# Best food mill?



## dave kinogie (Feb 16, 2013)

Is there such a thing as an actual truly good food mill? 

Every review I read on Amazon leaves me despising each one before I've laid hands on it, either cause of inexcusable flaws or what seems like crock of ***t plant shilling in the good reviews. 

Please point me in the right direction!


----------



## phatch (Mar 29, 2002)

Rosle looks pretty good, but its quite pricey. I have a Martha Stewart branded one. It was 20ish at the time I bought it. It strikes me as average, but i have little to compare it against. I use it a few times a year.


----------



## dave kinogie (Feb 16, 2013)

Rosle one is crazy expensive haha. I have their swivel peeler and love it though, worth every penny and even gifted two of them this Christmas. 

I should have clarified, I'm looking to stay under $60 and really prefer cheaper. But I'll use it at least 30 times a year, probably much more so durability, versatility and functionality are a must so I could possibly even be swayed a touch higher.


----------



## kokopuffs (Aug 4, 2000)

For that price I'd take a good look at OXO and Cuispro at Amazon.

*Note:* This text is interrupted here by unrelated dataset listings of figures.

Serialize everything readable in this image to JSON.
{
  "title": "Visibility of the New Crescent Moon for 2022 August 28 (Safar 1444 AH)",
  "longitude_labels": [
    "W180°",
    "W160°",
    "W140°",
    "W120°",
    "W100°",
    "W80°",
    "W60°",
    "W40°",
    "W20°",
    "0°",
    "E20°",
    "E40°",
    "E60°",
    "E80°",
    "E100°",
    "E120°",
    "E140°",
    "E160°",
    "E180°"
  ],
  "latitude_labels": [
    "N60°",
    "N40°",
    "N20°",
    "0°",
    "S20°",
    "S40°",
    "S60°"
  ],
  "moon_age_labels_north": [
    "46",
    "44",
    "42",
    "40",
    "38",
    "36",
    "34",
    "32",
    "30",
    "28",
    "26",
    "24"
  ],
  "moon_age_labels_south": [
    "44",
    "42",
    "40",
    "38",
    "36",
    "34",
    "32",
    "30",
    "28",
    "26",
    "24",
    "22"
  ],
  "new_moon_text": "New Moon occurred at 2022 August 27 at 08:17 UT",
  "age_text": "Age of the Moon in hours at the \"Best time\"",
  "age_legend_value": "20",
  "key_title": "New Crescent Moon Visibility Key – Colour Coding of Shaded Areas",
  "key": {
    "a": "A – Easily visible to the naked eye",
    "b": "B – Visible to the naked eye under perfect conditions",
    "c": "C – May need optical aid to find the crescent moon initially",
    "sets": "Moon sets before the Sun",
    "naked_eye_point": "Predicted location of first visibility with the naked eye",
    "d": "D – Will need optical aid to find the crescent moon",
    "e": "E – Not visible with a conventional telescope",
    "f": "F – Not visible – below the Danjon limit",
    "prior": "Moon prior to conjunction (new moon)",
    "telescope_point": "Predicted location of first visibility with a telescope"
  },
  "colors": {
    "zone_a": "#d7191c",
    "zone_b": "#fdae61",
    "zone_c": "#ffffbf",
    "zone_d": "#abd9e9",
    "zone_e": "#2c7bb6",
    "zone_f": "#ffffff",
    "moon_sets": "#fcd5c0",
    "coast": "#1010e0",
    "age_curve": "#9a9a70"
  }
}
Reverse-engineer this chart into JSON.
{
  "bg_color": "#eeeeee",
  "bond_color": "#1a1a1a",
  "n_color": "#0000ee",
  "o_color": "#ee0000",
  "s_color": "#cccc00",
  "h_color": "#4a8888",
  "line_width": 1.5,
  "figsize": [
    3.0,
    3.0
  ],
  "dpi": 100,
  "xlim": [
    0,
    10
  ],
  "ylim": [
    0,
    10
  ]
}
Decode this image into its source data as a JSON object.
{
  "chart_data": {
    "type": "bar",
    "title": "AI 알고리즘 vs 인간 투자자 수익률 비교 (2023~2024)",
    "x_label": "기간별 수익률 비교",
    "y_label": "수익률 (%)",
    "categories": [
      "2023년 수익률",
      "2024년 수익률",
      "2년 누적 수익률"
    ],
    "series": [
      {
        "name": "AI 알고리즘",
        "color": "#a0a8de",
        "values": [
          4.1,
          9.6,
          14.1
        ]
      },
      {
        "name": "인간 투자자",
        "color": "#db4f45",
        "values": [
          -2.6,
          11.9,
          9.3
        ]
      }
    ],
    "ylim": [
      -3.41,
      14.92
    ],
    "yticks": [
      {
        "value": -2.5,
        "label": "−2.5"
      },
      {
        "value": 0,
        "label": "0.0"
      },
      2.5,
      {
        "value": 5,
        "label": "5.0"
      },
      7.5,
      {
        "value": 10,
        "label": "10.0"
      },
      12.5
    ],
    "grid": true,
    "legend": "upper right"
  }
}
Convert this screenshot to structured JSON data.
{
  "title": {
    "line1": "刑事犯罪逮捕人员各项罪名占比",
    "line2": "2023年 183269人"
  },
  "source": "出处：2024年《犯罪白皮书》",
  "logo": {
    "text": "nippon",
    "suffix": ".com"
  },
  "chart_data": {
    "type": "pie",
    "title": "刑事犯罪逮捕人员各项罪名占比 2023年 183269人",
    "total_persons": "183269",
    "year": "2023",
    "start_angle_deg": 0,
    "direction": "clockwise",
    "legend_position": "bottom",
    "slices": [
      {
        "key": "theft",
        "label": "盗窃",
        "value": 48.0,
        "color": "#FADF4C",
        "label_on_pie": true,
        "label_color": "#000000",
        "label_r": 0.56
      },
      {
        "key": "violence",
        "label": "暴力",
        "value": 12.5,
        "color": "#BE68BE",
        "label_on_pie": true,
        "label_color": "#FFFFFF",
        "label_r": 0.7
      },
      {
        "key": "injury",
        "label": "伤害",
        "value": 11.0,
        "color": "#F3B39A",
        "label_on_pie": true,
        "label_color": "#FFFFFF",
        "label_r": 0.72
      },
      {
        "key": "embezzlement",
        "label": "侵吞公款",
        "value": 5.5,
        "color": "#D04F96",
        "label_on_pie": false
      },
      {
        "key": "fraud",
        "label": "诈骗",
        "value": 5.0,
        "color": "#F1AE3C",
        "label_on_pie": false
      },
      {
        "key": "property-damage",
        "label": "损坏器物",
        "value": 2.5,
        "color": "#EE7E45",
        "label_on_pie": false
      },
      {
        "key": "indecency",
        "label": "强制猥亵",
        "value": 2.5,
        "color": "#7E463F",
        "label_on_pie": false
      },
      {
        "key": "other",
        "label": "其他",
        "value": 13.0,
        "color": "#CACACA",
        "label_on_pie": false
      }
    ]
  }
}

For a lot more give or take, look at Matfer!


----------



## dave kinogie (Feb 16, 2013)

Was actually looking at the 2 former.


----------



## dave kinogie (Feb 16, 2013)

Thoughts on a tin food mill?


----------



## kokopuffs (Aug 4, 2000)

Dave Kinogie said:


> Thoughts on a tin food mill?


The tin can flake off and rust appears. And replating tin is nowadays very expensive. If you're going the 30X a year use, then spend the extra $$'s to get something that won't need replacing and that means spending $75+.


----------



## dave kinogie (Feb 16, 2013)

Bah,there goes my chance at a Mafter lol.


----------



## chicagoterry (Apr 3, 2012)

This is the one I have. I don't use it 30X a year but it seems plenty sturdy. It's a French company, but the mill is now made in China.

http://www.cutleryandmore.com/miu/stainless-steel-food-mill-p125829

It's also for sale on Amazon but for $20 more.
[product="27523"]Miu France Stainless Steel Food Mill [/product]


----------



## kokopuffs (Aug 4, 2000)

The one that's listed at cutleryandmore appears identical to the one I use and I use it just a few times a year.  It gives adequate service.


----------



## dave kinogie (Feb 16, 2013)

So I wound up ordering the Winco food mill. Just came in the other day so I haven't used it yet, but will probably try it out first with a batch of roasted vegetable soup by the weekend.


----------